На другой день Андреев на рыбалку не спешил. «Не каждый раз, — утешал себя, — можно и через день. Так даже лучше — не надоест. А то сразу насытишься, потом будет скучно. Лучше посплю подольше, потом в город схожу, в редакцию газеты загляну по старой памяти, свежие газеты почитаю. Но мохноногий крикун и на этот раз поспать не дал. Будто специально забрался на завалинку и горланил на всю улицу. Отсечь бы ему, подлецу, голову и в суп.
Григорий Петрович слез с кровати, на цыпочках подкрался к окну. Белый инкубаторский петух, такой замухрышка, смотреть-то не на что, стоял на доске, на которой вчера чистили рыбу, светлые чешуинки так и присохли к ней, и круглым немигающим глазом уставился в окно. То повернет голову так, то эдак, а жирный красный гребень при каждом повороте мелко вздрагивает.
Григорию Петровичу даже показалось, что петух все понимает и кричит нарочно, чтоб разбудить его: мол, приехал рыбу удить, так нечего нежиться в постели. Кто поздно встает, тому не видать удачи.
Григорий Петрович тихонечко отодвинул шторку, готовясь резко выбросить вперед руку, чтоб застать мохноногого врасплох. Все-таки это был поистине сообразительный петух. Чуть только колыхнулась шторка, он спрыгнул с завалинки и как ни в чем не бывало важно зашагал по двору, скликая к себе кур — «ко-ко-ко».
Сон улетучился. Андреев вышел в огород. Здесь пахло укропом, сухой землей и полынью — ее много было у бани. Цвела картофельная ботва. Белые, синие, белые с желтизной бутончики цветов покоились сверху буйной широколистой зелени. Шершавыми листьями огурцов прикрыло парник. Тонкие, но тоже шершавые плети, извиваясь, спускались вниз. На них кое-где горел желтый цвет и видны были с мизинец величиной пупырчатые зародыши — опупыши, как их зовут здесь. Морковь бойко подняла кудрявые хвосты.
Дальше наливались зрелостью огороды соседей. У дяди Пети Бессонова частоколом высились подсолнухи. Они почти все цвели, и было в том огороде ярко от их света.
На западе отчетливо вписались в голубое небо горы Сугомак и Егоза. Перед ненастьем горы окутываются в серую изморось туч. В ненастье заядлые рыболовы то и дело поглядывают на них, как на барометр. Если очистились от серого тумана, то дождь к вечеру, самое позднее, к следующему утру, кончится. Или же говорят:
— Горы в тумане топятся, не жди ясного солнышка.
На горы раньше всего приходит зима.
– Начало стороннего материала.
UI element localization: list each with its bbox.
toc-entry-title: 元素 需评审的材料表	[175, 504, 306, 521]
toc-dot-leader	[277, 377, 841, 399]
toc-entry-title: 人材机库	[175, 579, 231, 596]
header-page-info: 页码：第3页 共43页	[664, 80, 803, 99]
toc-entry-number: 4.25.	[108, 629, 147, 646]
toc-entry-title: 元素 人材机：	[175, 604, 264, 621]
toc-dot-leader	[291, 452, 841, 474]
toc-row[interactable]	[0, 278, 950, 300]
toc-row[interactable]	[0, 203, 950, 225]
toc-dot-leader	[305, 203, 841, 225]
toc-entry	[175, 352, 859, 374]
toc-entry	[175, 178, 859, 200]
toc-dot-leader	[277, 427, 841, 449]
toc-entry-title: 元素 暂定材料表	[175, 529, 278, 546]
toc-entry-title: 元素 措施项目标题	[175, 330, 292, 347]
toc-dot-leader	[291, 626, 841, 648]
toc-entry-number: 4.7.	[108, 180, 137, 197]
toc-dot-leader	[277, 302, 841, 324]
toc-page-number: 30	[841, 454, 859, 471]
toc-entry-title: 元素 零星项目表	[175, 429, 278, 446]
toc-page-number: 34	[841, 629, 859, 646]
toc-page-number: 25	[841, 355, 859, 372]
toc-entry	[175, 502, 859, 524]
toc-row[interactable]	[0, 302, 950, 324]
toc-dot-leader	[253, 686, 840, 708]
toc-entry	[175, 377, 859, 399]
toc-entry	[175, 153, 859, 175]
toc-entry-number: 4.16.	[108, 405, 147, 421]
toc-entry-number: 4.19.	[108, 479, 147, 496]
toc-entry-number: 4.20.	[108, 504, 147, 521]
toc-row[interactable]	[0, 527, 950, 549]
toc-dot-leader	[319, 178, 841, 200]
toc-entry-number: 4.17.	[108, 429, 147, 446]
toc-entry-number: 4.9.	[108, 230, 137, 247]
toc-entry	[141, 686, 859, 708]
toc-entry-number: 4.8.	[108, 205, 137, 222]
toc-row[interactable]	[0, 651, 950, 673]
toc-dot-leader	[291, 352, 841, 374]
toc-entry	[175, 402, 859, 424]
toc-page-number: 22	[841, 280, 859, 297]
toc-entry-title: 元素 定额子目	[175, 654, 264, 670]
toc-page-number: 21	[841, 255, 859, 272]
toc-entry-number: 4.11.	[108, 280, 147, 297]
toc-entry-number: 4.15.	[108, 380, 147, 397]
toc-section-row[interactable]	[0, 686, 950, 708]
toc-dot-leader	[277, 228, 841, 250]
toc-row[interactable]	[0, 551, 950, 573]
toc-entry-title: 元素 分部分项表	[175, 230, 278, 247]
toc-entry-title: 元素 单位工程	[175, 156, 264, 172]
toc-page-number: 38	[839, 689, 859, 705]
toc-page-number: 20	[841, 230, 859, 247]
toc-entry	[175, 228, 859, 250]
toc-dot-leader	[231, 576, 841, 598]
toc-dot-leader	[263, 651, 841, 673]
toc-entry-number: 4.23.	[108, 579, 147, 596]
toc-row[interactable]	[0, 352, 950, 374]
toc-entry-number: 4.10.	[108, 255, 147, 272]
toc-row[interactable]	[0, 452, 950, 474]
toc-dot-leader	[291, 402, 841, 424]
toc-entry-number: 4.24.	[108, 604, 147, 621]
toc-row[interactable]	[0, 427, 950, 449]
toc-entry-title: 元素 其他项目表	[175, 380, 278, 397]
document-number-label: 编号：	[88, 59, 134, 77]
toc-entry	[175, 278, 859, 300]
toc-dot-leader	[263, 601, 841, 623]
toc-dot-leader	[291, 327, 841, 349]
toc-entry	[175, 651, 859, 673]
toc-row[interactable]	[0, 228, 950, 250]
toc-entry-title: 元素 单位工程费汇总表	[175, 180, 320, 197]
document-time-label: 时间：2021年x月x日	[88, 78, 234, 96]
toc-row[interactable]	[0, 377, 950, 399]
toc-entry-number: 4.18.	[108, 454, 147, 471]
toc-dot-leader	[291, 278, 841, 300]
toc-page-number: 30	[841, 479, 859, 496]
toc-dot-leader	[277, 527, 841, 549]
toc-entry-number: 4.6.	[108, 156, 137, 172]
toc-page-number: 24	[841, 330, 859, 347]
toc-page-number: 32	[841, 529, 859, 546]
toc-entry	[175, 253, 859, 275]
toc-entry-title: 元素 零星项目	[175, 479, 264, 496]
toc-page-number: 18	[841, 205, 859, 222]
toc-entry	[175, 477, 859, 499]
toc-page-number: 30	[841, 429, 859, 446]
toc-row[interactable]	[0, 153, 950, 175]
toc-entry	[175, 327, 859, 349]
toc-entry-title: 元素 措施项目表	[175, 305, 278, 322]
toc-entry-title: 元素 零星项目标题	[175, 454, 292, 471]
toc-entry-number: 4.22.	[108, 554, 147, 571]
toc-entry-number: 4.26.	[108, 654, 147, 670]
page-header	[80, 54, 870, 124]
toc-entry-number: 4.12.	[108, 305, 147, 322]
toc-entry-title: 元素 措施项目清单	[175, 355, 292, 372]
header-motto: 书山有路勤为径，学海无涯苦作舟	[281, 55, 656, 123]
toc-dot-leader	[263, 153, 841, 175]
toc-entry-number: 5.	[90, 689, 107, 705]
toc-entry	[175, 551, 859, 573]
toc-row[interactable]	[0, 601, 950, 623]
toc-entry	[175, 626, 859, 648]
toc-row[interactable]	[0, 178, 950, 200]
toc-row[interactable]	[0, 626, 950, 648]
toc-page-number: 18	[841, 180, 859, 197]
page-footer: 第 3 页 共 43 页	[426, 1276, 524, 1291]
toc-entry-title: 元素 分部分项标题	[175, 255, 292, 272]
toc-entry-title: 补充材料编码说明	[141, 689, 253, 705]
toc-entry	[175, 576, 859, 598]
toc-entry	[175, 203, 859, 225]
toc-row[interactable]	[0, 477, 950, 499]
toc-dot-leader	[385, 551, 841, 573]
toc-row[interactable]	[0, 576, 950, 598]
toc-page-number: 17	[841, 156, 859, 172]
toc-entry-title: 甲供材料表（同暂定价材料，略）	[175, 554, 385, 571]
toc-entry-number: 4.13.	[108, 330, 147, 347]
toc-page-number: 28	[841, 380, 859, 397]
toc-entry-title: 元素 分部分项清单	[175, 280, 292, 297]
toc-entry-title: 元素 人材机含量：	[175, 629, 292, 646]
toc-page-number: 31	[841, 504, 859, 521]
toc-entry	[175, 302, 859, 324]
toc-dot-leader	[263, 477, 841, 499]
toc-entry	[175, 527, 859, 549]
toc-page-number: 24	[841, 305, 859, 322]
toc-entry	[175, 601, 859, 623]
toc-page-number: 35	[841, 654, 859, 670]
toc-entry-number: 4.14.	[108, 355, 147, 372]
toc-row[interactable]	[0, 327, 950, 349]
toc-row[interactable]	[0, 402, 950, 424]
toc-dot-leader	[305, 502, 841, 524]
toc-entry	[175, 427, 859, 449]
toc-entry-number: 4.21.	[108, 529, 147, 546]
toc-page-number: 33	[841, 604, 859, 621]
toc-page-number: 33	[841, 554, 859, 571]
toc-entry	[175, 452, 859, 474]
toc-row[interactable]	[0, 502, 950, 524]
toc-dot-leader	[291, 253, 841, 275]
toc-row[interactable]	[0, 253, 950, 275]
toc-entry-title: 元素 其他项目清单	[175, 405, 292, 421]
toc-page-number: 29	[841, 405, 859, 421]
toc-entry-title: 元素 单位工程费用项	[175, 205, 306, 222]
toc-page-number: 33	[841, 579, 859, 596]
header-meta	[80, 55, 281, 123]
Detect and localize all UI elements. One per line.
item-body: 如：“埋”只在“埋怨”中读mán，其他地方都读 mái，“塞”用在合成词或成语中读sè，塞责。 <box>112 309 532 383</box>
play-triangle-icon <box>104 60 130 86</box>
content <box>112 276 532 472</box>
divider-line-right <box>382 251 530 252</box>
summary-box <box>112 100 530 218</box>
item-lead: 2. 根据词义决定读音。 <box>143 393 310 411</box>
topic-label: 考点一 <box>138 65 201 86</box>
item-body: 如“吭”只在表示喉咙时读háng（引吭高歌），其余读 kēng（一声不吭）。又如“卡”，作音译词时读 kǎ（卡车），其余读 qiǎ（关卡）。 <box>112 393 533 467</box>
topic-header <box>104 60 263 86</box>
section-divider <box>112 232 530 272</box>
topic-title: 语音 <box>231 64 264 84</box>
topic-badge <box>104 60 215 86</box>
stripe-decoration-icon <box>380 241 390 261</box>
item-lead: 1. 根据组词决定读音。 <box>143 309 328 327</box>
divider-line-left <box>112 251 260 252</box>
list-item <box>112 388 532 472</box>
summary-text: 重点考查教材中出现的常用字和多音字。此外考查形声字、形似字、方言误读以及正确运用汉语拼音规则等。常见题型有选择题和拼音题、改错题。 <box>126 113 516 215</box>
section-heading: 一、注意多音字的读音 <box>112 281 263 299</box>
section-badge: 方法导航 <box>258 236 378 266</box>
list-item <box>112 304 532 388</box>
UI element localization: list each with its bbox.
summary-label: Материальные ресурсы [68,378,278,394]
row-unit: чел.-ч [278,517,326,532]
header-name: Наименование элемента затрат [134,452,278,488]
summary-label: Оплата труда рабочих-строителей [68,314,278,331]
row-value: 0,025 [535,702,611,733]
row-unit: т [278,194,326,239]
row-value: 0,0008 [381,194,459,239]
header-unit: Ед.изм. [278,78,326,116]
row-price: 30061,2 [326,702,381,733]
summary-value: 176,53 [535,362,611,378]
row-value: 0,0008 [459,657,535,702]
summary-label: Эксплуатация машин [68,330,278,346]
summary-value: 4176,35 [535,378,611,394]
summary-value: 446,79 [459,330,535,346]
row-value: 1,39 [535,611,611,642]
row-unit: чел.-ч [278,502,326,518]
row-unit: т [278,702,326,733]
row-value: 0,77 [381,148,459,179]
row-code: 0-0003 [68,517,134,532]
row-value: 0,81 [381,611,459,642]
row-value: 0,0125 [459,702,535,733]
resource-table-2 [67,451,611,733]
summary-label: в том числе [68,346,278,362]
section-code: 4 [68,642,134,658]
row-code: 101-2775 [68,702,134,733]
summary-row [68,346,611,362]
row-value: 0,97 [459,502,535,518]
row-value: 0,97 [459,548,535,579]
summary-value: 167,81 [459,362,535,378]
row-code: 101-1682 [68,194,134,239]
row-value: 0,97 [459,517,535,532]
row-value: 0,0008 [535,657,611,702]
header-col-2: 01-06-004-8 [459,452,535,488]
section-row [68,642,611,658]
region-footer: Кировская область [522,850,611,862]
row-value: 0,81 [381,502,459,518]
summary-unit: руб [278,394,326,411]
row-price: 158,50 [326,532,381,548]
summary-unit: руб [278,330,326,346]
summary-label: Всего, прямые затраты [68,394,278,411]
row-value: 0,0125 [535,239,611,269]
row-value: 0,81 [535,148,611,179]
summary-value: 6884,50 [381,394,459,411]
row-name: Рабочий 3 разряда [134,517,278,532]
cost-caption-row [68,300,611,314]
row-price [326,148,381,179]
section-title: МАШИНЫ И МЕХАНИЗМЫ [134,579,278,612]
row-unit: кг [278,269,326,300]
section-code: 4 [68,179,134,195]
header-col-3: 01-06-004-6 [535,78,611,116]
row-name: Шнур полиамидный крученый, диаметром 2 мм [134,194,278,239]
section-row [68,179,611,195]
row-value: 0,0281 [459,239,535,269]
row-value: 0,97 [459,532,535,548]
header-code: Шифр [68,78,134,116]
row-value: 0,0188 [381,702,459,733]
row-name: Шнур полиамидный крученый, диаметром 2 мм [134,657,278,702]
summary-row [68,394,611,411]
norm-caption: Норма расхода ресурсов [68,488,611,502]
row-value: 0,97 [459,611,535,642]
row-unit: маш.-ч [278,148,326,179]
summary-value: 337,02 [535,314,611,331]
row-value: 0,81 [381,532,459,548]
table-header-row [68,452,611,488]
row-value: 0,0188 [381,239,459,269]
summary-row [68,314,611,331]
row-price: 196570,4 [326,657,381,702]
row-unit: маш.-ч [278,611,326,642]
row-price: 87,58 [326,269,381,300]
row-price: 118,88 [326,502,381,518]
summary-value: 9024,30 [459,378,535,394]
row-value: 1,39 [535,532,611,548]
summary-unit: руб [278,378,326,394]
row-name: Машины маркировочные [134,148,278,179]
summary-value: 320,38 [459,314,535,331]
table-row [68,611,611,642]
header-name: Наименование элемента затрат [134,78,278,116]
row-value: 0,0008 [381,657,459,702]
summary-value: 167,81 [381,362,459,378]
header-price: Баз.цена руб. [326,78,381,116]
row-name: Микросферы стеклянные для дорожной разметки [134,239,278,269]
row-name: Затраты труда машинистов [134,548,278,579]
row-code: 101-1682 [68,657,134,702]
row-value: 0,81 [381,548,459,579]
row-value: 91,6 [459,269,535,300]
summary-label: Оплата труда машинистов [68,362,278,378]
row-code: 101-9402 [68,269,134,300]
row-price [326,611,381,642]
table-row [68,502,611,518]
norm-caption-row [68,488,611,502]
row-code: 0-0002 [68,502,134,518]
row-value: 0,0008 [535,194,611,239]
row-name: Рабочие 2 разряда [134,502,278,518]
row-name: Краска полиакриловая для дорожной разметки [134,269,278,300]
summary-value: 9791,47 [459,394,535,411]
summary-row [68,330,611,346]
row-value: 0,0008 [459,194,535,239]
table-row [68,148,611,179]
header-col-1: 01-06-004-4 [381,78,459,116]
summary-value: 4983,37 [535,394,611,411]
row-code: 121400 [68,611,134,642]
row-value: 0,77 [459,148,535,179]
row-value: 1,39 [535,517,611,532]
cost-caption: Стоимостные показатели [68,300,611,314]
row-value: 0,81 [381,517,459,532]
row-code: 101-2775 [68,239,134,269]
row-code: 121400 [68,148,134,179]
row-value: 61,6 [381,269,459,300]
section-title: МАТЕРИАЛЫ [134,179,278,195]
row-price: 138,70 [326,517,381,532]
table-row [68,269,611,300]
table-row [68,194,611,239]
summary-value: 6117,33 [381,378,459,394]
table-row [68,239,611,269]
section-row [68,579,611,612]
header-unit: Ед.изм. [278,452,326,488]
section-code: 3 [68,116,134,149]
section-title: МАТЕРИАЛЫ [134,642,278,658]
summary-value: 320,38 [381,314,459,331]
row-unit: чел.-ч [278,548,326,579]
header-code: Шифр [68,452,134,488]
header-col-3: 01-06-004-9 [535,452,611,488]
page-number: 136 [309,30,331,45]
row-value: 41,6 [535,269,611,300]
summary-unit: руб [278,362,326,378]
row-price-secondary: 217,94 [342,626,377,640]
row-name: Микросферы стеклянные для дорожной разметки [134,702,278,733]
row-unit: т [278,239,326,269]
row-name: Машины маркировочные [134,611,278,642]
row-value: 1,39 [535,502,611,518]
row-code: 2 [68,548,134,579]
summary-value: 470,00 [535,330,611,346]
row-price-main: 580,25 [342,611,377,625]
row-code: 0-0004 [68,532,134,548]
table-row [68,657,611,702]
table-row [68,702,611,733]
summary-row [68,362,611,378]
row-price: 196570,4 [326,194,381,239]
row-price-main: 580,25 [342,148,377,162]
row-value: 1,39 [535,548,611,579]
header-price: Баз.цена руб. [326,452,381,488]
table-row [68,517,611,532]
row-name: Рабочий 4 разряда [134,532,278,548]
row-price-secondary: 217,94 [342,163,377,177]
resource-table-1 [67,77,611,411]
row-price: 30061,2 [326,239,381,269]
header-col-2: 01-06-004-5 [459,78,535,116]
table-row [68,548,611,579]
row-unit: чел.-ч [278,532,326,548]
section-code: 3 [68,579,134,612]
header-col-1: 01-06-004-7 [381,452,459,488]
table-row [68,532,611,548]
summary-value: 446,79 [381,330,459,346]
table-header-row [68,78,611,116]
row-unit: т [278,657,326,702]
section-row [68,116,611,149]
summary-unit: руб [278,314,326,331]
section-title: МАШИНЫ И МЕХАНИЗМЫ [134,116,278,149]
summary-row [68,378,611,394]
Проснувшись однажды, кыштымцы видят, что прогалины и голые вершины белым-белы. Значит, зима перешагнула через горы и завтра будет здесь.
Ранней осенью в темную зелень сосен вдруг вкрапливаются желтые и багряные пятна — то березы и рябины первыми начинают увядать.
После завтрака мать, выглянув в окно на улицу, сказала:
— Коля Глазков идет.
Григорий Петрович встретил старинного друга у ворот. Поздоровались и сели во дворе на бревно.
— Надолго? — спросил Николай. Ему тоже за сорок. От природы смуглый, глаза коричневые, большие и чуть навыкате. Щеки впалые, сколько ни помнил Андреев друга — он всегда такой: худощавый.
— Поживу, — неопределенно ответил Григорий Петрович.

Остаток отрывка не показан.